Henry David Thoreau (1817-1862)
Sur cette Terre où nous vivons, les hommes ont longtemps cru qu’elle était éternelle, que ses ressources étaient inépuisables. Ils l’ont explorée, ils l’ont creusée, ils l’ont transformée, ils l’ont finalement épuisée.
Il y a 15 ans, le Festival Photo La Gacilly était créé pour faire prendre conscience, par la force de l’image, de la beauté si fragile de notre planète, malmenée par une industrialisation effrénée, bouleversée par l’urbanisation, appauvrie par l’exploitation des sols. Les yeux des photographes se sont posés, en douceur ou en révolte, pour magnifier, documenter, interpeller, ou tout simplement mettre en évidence ce lien vital qui unit les hommes à la nature. Les plus grandes signatures de la photographie contemporaine nous ont accompagnés tout au long de ces années : ils sont, à leur manière, des gardiens protecteurs de notre Terre.
Sans leurs clichés, sans leur volonté de faire savoir, sans leur sensibilité, sans leur implacable vision de notre société en devenir, nous n’aurions pas cette même faculté d’émerveillement face au spectacle de la faune sauvage, des dernières forêts millénaires encore inviolées, ou du miracle de la vie ; nous n’aurions pas non plus cette connaissance des tragédies qui se jouent, de ces villes inhumaines où s’entassent des populations toujours plus nombreuses, de ces grands travaux qui détruisent parfois tout un écosystème, de ces pollutions qui mettent en danger notre patrimoine commun.
Depuis sa première édition en 2004, notre Festival a exposé près de 300 auteurs, fait découvrir aux visiteurs plus de 7 000 photographies, comme autant de fenêtres ouvertes sur le monde. Dans nos galeries à ciel ouvert, dans nos venelles, dans nos jardins offerts à l’art passant, nous avons voulu partager, l’espace d’un été, avec un public familial et toujours plus nombreux, ces instantanés de la brutalité de l’époque, mais aussi des images d’espoir, ou tout simplement de beauté. Car ces photojournalistes et ces artistes renommés que nous présentons chaque année ont tous cette folle passion de notre terre, courant la planète à la recherche de la photo vérité. Certains d’entre eux sont devenus des compagnons de route : Brent Stirton, Pascal Maitre, Michael Nichols, Pierre de Vallombreuse, Sophie Zénon, ou Nick Brandt, la liste est longue. Qu’ils en soient ici remerciés. Pour leur talent et leur fidélité.

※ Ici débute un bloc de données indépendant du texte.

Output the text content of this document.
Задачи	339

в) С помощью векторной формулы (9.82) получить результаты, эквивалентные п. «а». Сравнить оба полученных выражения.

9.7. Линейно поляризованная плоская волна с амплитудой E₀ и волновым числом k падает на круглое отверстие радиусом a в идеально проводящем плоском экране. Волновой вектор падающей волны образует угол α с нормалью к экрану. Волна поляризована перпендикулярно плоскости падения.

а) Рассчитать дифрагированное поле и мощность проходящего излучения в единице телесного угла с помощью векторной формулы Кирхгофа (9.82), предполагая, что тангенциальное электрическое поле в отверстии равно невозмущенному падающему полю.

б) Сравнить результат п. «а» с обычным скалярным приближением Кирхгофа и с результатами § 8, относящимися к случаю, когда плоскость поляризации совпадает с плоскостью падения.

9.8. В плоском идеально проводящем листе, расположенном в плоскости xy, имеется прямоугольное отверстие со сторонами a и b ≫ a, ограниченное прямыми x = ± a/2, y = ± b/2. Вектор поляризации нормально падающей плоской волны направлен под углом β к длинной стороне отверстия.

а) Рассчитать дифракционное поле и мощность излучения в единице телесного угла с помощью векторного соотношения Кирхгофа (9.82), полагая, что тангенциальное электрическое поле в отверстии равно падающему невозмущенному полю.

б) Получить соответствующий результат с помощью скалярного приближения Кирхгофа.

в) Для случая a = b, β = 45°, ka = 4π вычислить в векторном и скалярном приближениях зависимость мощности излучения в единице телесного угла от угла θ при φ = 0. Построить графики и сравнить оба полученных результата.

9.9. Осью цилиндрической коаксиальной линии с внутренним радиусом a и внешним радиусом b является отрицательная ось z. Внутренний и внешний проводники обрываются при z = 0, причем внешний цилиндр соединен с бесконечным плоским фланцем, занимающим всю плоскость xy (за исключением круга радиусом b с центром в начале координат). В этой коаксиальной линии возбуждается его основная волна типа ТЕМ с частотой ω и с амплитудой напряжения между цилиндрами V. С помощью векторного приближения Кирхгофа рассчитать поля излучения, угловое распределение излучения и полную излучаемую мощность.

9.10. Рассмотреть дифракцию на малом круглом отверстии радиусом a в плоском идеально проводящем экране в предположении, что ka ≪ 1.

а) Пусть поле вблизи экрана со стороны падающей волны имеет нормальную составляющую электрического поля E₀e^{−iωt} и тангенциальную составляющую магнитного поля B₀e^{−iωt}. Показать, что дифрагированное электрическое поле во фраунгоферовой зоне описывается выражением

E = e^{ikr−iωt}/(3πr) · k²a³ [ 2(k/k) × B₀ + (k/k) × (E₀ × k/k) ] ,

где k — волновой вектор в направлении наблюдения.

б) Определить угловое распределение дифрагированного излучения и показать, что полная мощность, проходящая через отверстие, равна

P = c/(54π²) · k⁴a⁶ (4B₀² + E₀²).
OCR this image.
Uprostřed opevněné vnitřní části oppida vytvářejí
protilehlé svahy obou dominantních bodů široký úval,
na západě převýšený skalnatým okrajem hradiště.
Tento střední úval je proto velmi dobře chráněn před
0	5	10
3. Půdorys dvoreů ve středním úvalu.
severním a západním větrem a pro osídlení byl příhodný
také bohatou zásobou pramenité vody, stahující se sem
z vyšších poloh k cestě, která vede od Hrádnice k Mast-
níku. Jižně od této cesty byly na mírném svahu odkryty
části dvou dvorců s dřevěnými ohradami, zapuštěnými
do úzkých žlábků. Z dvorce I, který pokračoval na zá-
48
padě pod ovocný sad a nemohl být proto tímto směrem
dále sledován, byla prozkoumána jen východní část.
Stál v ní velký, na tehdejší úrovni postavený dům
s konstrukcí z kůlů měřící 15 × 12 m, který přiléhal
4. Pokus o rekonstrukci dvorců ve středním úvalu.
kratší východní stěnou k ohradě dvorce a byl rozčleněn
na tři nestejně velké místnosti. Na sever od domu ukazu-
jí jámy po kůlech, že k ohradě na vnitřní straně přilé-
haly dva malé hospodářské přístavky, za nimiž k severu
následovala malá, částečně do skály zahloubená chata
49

Pour cette 15e édition, nous aurions aimé que cet anniversaire soit la célébration d’une Terre revitaminée, objet de toutes les attentions d’une humanité enfin soucieuse de son avenir. Las, le temps s’est accéléré, les premiers lanceurs d’alerte se sont manifestés, les états n’en finissent pas de se réunir au chevet d’un monde malade et, si nous savons tous qu’il est urgent d’agir pour ne pas assister à notre propre ruine, nous nous rapprochons inexorablement et à grands pas du précipice de nos illusions. Car, tout au long de notre histoire, nous avons regardé la nature sans la voir. Nous n’avons pas cherché à l’aimer, mais à la dompter.
• Peut-on encore sauver la maison qui brûle ?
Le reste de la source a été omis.